Thank you all for you time and support.
I used the following code within my TabActivity class to switch tab then call a public method defined in the activity of the tab:
getTabHost().setCurrentTab(0);
Activity MyActivity = this.getCurrentActivity();
MyActivity.myMethod();
Hopefully helpful to someone looking for the answer to this question.
Hi Just stumbled across this, not sure if you already found a solution?
I solved this myself recently. I was previously getting around the problem by raising a intent broadcast from the tabhost activity and receiving the broadcast within the sub tab activity. This worked for me but i was sure there is a "better" way.

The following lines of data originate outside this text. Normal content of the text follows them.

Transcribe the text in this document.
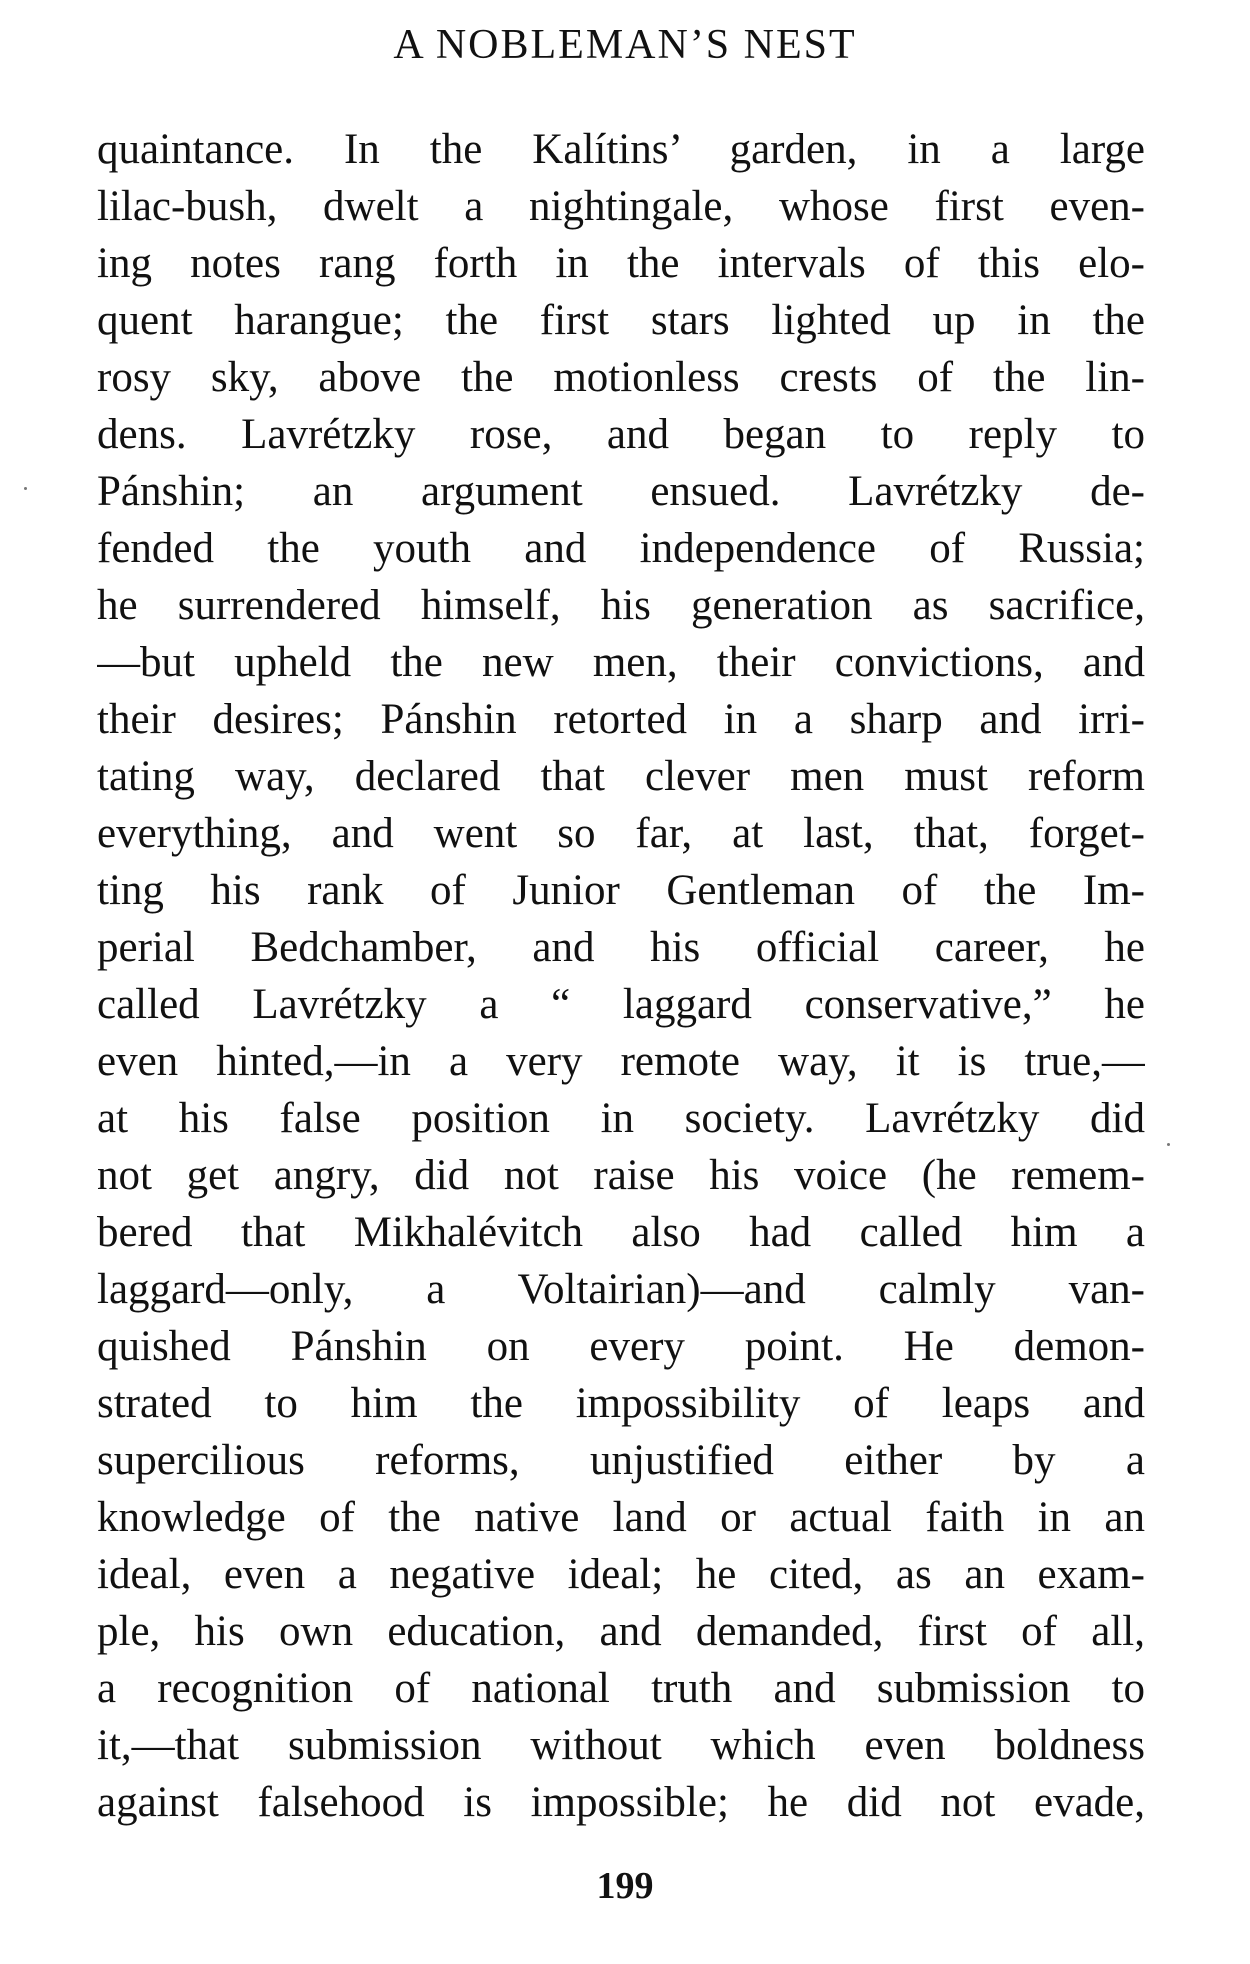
A NOBLEMAN’S NEST
quaintance. In the Kalítins’ garden, in a large
lilac-bush, dwelt a nightingale, whose first even-
ing notes rang forth in the intervals of this elo-
quent harangue; the first stars lighted up in the
rosy sky, above the motionless crests of the lin-
dens. Lavrétzky rose, and began to reply to
Pánshin; an argument ensued. Lavrétzky de-
fended the youth and independence of Russia;
he surrendered himself, his generation as sacrifice,
—but upheld the new men, their convictions, and
their desires; Pánshin retorted in a sharp and irri-
tating way, declared that clever men must reform
everything, and went so far, at last, that, forget-
ting his rank of Junior Gentleman of the Im-
perial Bedchamber, and his official career, he
called Lavrétzky a “ laggard conservative,” he
even hinted,—in a very remote way, it is true,—
at his false position in society. Lavrétzky did
not get angry, did not raise his voice (he remem-
bered that Mikhalévitch also had called him a
laggard—only, a Voltairian)—and calmly van-
quished Pánshin on every point. He demon-
strated to him the impossibility of leaps and
supercilious reforms, unjustified either by a
knowledge of the native land or actual faith in an
ideal, even a negative ideal; he cited, as an exam-
ple, his own education, and demanded, first of all,
a recognition of national truth and submission to
it,—that submission without which even boldness
against falsehood is impossible; he did not evade,
199
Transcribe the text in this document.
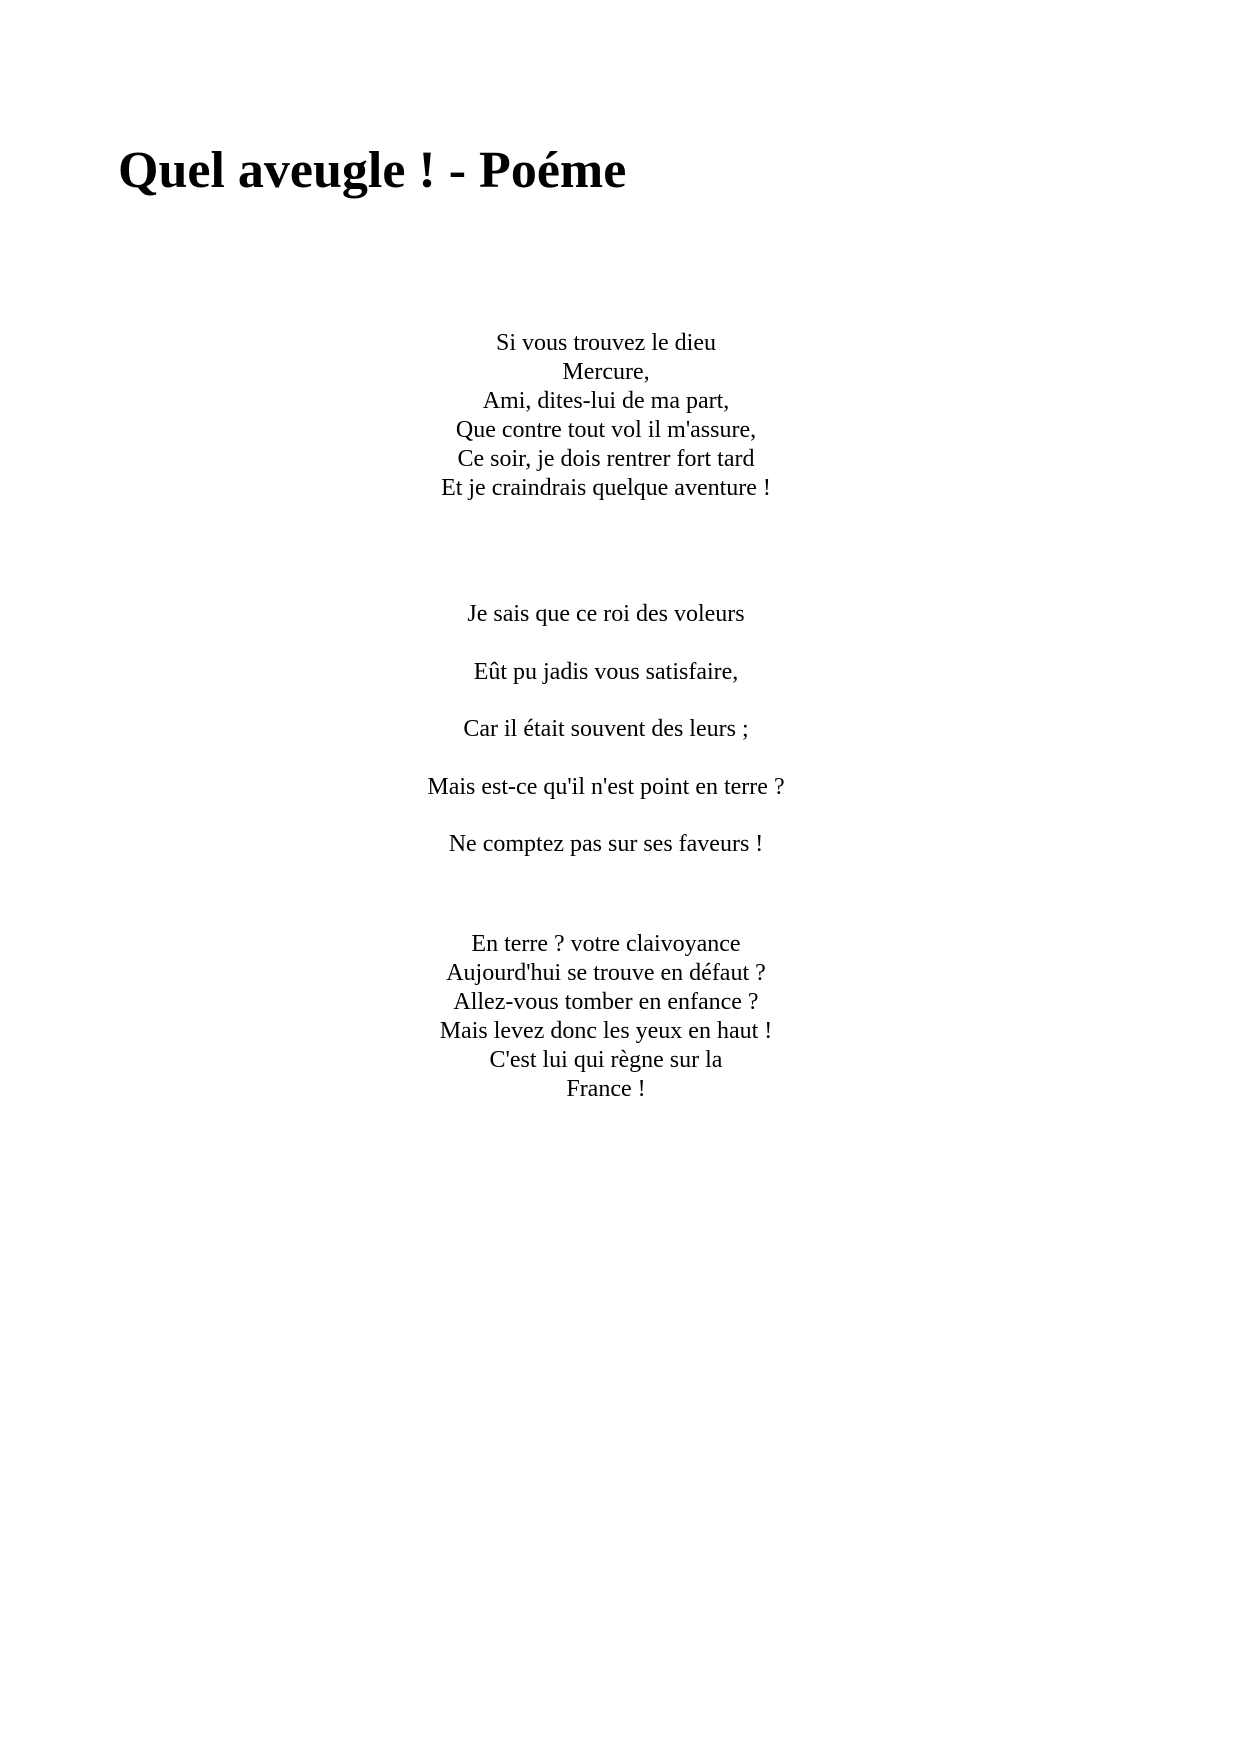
Quel aveugle ! - Poéme
Si vous trouvez le dieu
Mercure,
Ami, dites-lui de ma part,
Que contre tout vol il m'assure,
Ce soir, je dois rentrer fort tard
Et je craindrais quelque aventure !
Je sais que ce roi des voleurs
Eût pu jadis vous satisfaire,
Car il était souvent des leurs ;
Mais est-ce qu'il n'est point en terre ?
Ne comptez pas sur ses faveurs !
En terre ? votre claivoyance
Aujourd'hui se trouve en défaut ?
Allez-vous tomber en enfance ?
Mais levez donc les yeux en haut !
C'est lui qui règne sur la
France !
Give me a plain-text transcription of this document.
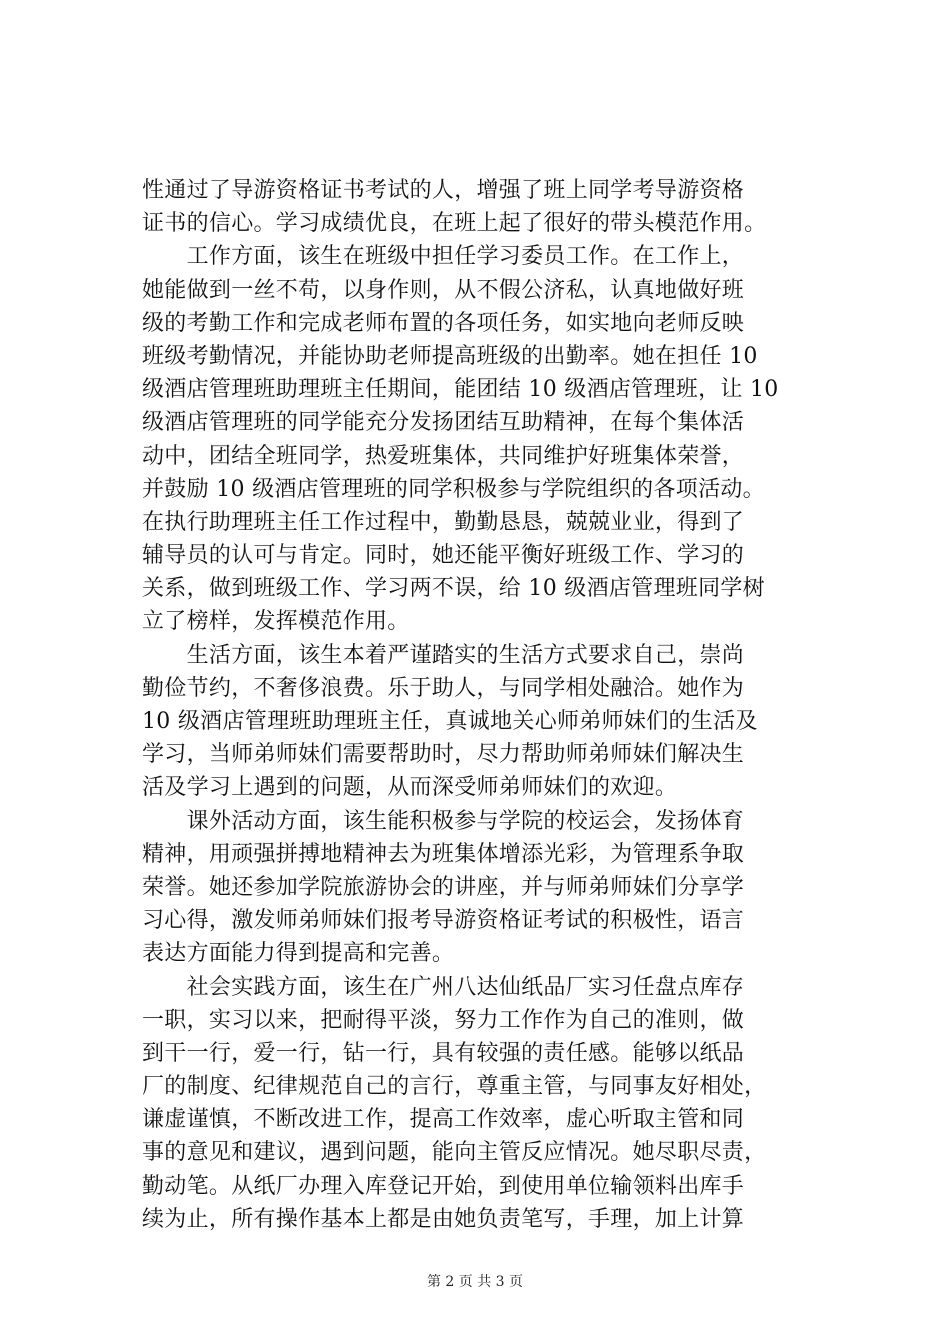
性通过了导游资格证书考试的人，增强了班上同学考导游资格
证书的信心。学习成绩优良，在班上起了很好的带头模范作用。
　　工作方面，该生在班级中担任学习委员工作。在工作上，
她能做到一丝不苟，以身作则，从不假公济私，认真地做好班
级的考勤工作和完成老师布置的各项任务，如实地向老师反映
班级考勤情况，并能协助老师提高班级的出勤率。她在担任 10
级酒店管理班助理班主任期间，能团结 10 级酒店管理班，让 10
级酒店管理班的同学能充分发扬团结互助精神，在每个集体活
动中，团结全班同学，热爱班集体，共同维护好班集体荣誉，
并鼓励 10 级酒店管理班的同学积极参与学院组织的各项活动。
在执行助理班主任工作过程中，勤勤恳恳，兢兢业业，得到了
辅导员的认可与肯定。同时，她还能平衡好班级工作、学习的
关系，做到班级工作、学习两不误，给 10 级酒店管理班同学树
立了榜样，发挥模范作用。
　　生活方面，该生本着严谨踏实的生活方式要求自己，崇尚
勤俭节约，不奢侈浪费。乐于助人，与同学相处融洽。她作为
10 级酒店管理班助理班主任，真诚地关心师弟师妹们的生活及
学习，当师弟师妹们需要帮助时，尽力帮助师弟师妹们解决生
活及学习上遇到的问题，从而深受师弟师妹们的欢迎。
　　课外活动方面，该生能积极参与学院的校运会，发扬体育
精神，用顽强拼搏地精神去为班集体增添光彩，为管理系争取
荣誉。她还参加学院旅游协会的讲座，并与师弟师妹们分享学
习心得，激发师弟师妹们报考导游资格证考试的积极性，语言
表达方面能力得到提高和完善。
　　社会实践方面，该生在广州八达仙纸品厂实习任盘点库存
一职，实习以来，把耐得平淡，努力工作作为自己的准则，做
到干一行，爱一行，钻一行，具有较强的责任感。能够以纸品
厂的制度、纪律规范自己的言行，尊重主管，与同事友好相处，
谦虚谨慎，不断改进工作，提高工作效率，虚心听取主管和同
事的意见和建议，遇到问题，能向主管反应情况。她尽职尽责，
勤动笔。从纸厂办理入库登记开始，到使用单位输领料出库手
续为止，所有操作基本上都是由她负责笔写，手理，加上计算
第 2 页 共 3 页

A cleaner way is to achieve it with something like this:
might have something like this:
parentActivity - my "container"
activity which holds the TabHost
childActivity - my tab activity
which holds tab content and the
public method i want to call from
parentActivity
within parentActivity:
// a method used for onclick callback or whatever you need. within parentActivity (tabhost)
// this will get call huzzah() in the first tab - getChildAt(0)
onClick () {
childActivity childAct = (childActivity) getTabHost().getChildAt(0).getContext();
childAct.huzzah();
}
within childActivity:
// a public method for the parent activity to access
public void huzzah() {
Log.d("stuff", "huzzah() called");
}
Note: Another alternative i believe is to redesign to use views instead of activities in your tabs. This is a better overall alternative because IIRC memory wise you are only storing 1 activity on the stack rather than (n * tabs) number of activities
Hope that helps
Edited as per Peter O request:
I am on API 10, and this problem gave me a huge headache. I have 3 tabs, I want all of them to be aware of changes on the other. The problem I had was that once the activity for a tab is started, there seemed to be no call back so the activity understood the user switched to a different tab, and thus needed to do work to be sure its state was correct.
I found lots of answers to this problem, but none seemed to work.
The one that I finally got to work was the solution offered as #3 for this thread --but it too is confusing. I found that the getTabHost().setCurrentTab(0); does nothing; I implemented OnTabChangeListener() to call a function that used getTabHost().setCurrentTab(0); however, I found the getTabHost().setCurrentTab(0); caused the app to crash for any tab other than 0--e.g, If I chose tab B (index=1) then called getTabHost().setCurrentTab(1); the app crashed.
Using the Debugger, I found the call this.getCurrentActivity(); always returns the activity associated with the tab which the user clicked on--calling getTabHost().setCurrentTab(); did not change that fact, and caused the app to crash.
So I got rid of it and I can now call this.getCurrentActivity(), then call a method in the Actvitity class returned by that call --this lets the activity know it has to update it's state--in my case it does this using the application object.
The above way of calling the method will not work,
Here is the quick answer for the above problem:
getTabHost().setCurrentTab(0);
Activity myActivity=getCurrentActivity();
String name=((Tab1) myActivity).et1.getText().toString();
Here the above code is given in the onclick() method of the activity which has TahHost
where Tab1 is the secondactivity and et1 is the identity of the edittext in the Tab1 activity so you can get all the value of the different fields like this individually.